The line-up at the Pakistan Cricket Board (PCB), the corporate body which governs cricket in Pakistan, has been changed. After some days of thought, Prime Minister Imran Khan, who acts as patron of the PCB, has replaced Ehsan Mani with former Pakistan captain and current commentator, Ramiz Raja.
This essentially seems to focus on the issue of reviving grassroots cricket, notably at the club level, and it is believed that Ramiz would be able to do a better job on this given his own experience in domestic cricket and at the top level for the Pakistan cricket team.
Meanwhile, Prime Minister Imran Khan has taken an important step towards promoting cricket at grassroots level by approving a framework for promotion of school and domestic cricket. Certainly this will be a sort of encouragement for the young lot to project their talent and become future cricketers.
Even though we all admit that cricket is like religion in this country and it’s a passion like nothing else, we lack the infrastructure and the grass-root development to ensure that anyone who has a love for the game will get easy access to facilities as well. Grassroots development is the fundamental step in building a strong sporting community in the country.
Generally, in any of the sports including cricket, if a child is made to start early, the result will be conducive in most of the cases. However, Pakistan sports infrastructure is not at the level of countries like the Australia, New Zealand, England and so forth.
And this difference in infrastructure has created a huge gap between us and our international counterparts, in terms of sports. This fact should clearly explain the value of a start at younger age, which is not as commonly practised as it should be in our country.
There are a lot of talented players across the coutry, who fail to catch the limelight because their talents were not refined at a young age. The reason being, either there was no training facility available near them or they did not have a suitable financial condition to go there.

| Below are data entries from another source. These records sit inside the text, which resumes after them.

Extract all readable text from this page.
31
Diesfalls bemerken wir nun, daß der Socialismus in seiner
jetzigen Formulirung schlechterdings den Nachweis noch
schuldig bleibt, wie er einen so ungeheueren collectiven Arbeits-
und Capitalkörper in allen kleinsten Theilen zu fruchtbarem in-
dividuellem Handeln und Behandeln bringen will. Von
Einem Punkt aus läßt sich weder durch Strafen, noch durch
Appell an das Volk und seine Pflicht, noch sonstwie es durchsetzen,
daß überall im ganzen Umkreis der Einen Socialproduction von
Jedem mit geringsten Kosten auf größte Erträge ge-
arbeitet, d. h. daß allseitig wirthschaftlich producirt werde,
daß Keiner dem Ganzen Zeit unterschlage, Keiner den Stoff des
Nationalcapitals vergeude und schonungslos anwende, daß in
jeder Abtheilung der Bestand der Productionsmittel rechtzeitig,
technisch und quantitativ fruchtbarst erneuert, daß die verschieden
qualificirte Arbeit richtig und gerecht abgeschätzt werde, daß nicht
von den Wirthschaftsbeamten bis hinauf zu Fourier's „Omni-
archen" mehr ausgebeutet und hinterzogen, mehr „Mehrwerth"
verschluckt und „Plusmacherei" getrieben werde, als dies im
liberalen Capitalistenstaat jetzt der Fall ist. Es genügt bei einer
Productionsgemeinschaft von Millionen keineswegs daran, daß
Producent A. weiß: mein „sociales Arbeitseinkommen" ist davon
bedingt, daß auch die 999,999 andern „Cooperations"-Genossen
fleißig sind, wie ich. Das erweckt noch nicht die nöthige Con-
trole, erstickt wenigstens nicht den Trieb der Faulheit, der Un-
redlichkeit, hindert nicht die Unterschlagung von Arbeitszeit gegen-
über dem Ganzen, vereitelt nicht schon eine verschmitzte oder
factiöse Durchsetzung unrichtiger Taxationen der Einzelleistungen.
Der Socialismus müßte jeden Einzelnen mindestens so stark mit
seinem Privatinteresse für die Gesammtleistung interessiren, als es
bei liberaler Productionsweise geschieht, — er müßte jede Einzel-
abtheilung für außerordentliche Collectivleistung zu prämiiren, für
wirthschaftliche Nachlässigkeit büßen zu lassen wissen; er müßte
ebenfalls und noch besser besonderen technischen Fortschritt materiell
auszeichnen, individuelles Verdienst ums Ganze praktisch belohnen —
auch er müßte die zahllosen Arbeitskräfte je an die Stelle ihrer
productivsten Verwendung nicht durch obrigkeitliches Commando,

To a large extent, cricket at the lower levels in Pakistan has broken down, with the corporate structure holding it up at the top. Pakistan also ends up being faced with a shortage of talent too. The talent is there but our biased board or the partisan selection committee often fails to see it and keeps on selecting the same old faces who have been weighed, who have been measured and who have been, repeatedly, found wanting.
Unfortunately, over the past 70 years that Pakistan has been playing cricket, we have failed to do away with any of the teething problems. It is important that we should strengthen cricket at club, school, college and university level to unearth fresh talent rather than blindly going about altering the current domestic structure.